Hello, welcome to the first HackTheBox challenge I attempt to solve here on this website! Let's get started by looking at the file we have been provided:
$ ls -l total 4 -rw-r--r-- 1 kali kali 2973 Apr 13 11:45 SpookyPass.zip
Cool, let's unzip the ZIP:
$ unzip SpookyPass.zip Archive: SpookyPass.zip creating: rev_spookypass/ [SpookyPass.zip] rev_spookypass/pass password: skipping: rev_spookypass/pass incorrect password
Right, we need a password...
$ ls -l total 8 drwxr-xr-x 2 kali kali 4096 Oct 4 2024 rev_spookypass -rw-r--r-- 1 kali kali 2973 Apr 13 11:45 SpookyPass.zip $ ls rev_spookypass $ ls -la rev_spookypass total 8 drwxr-xr-x 2 kali kali 4096 Oct 4 2024 . drwxrwxr-x 3 kali kali 4096 Apr 13 11:47 ..
We really have nothing...
Turns out there is a password on the HackTheBox website! It is, surprise surprise, hackthebox! Let's continue:
$ unzip SpookyPass.zip Archive: SpookyPass.zip [SpookyPass.zip] rev_spookypass/pass password: inflating: rev_spookypass/pass
We have just one file:
$ ls -la rev_spookypass total 24 drwxr-xr-x 2 kali kali 4096 Apr 13 11:50 . drwxrwxr-x 3 kali kali 4096 Apr 13 11:47 .. -rwxr-xr-x 1 kali kali 15912 Oct 4 2024 pass
$ cd rev_spookypass $ file pass pass: ELF 64-bit LSB pie executable, x86-64, version 1 (SYSV), dynamically linked, interpreter /lib64/ld-linux-x86-64.so.2, BuildID[sha1]=3008217772cc2426c643d69b80a96c715490dd91, for GNU/Linux 4.4.0, not stripped
Ooh, we have a binary! Let's execute it:
$ ./pass Welcome to the SPOOKIEST party of the year. Before we let you in, you'll need to give us the password:
I do not know this password, and it's not on the website! Let's try something:
Before we let you in, you'll need to give us the password: kaas You're not a real ghost; clear off!

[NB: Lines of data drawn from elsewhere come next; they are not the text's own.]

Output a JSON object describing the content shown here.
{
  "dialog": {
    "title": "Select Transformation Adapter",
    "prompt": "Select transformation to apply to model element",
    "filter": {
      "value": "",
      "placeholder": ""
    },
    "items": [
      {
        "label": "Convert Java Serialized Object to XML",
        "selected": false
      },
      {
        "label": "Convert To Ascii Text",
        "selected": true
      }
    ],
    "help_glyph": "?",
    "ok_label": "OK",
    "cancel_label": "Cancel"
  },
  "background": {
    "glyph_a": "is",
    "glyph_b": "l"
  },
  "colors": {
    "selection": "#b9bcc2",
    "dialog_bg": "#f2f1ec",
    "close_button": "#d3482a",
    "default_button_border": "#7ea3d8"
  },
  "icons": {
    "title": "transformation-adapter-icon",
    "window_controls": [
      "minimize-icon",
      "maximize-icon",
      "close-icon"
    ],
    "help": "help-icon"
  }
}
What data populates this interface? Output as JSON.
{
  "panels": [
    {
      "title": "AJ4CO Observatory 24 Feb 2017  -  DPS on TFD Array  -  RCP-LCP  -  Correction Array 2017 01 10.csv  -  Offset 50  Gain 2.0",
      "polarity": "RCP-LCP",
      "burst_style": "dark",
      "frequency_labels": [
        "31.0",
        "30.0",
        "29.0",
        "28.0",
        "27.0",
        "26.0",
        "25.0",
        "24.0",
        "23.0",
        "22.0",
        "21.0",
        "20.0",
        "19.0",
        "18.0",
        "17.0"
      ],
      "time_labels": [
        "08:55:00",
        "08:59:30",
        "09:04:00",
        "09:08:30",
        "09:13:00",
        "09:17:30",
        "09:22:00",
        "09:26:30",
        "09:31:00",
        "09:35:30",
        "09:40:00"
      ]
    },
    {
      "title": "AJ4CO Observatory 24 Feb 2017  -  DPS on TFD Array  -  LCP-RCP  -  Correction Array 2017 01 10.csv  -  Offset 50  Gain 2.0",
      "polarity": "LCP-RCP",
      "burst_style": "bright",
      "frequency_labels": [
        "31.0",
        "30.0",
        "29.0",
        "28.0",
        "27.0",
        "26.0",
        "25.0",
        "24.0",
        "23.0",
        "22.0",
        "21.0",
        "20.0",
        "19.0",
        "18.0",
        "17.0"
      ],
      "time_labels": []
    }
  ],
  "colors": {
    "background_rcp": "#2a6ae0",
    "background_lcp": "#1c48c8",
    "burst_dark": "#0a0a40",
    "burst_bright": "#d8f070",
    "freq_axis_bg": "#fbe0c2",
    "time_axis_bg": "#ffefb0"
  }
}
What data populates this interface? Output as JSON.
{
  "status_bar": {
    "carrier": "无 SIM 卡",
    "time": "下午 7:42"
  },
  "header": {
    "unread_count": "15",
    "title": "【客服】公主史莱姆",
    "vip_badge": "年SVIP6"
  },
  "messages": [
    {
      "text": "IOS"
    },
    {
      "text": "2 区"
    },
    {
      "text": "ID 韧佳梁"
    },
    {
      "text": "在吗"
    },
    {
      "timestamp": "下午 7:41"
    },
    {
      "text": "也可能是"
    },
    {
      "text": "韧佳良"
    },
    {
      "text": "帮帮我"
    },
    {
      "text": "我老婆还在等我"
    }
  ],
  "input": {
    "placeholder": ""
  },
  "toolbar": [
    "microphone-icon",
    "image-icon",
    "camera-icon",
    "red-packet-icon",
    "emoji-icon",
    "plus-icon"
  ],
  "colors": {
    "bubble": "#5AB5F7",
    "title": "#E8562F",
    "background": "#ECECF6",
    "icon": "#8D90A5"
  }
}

It's not correct! But how does this binary determine if the password is correct? Does it store the password?
We can check this using the strings tool:
$ strings ./pass /lib64/ld-linux-x86-64.so.2 fgets stdin puts __stack_chk_fail __libc_start_main __cxa_finalize strchr printf strcmp libc.so.6 GLIBC_2.4 GLIBC_2.2.5 GLIBC_2.34 _ITM_deregisterTMCloneTable __gmon_start__ _ITM_registerTMCloneTable PTE1 u3UH Welcome to the [1;3mSPOOKIEST [0m party of the year. Before we let you in, you'll need to give us the password: s3cr3t_p455_f0r_gh05t5_4nd_gh0ul5 Welcome inside! You're not a real ghost; clear off! ;*3$" GCC: (GNU) 14.2.1 20240805 GCC: (GNU) 14.2.1 20240910 main.c _DYNAMIC __GNU_EH_FRAME_HDR _GLOBAL_OFFSET_TABLE_ __libc_start_main@GLIBC_2.34 _ITM_deregisterTMCloneTable
Look at the line after the message asking for the password: s3cr3t_p455_f0r_gh05t5_4nd_gh0ul5. Is that the correct password? Let's try:
$ ./pass
Welcome to the SPOOKIEST party of the year.
Before we let you in, you'll need to give us the password: s3cr3t_p455_f0r_gh05t5_4nd_gh0ul5
Welcome inside!
HTB{un0bfu5c4t******}
And we find the answer! HTB{un0bfu5c4t******}. Time to submit it:
It is accepted! That was pretty easy, and definitely begs for more!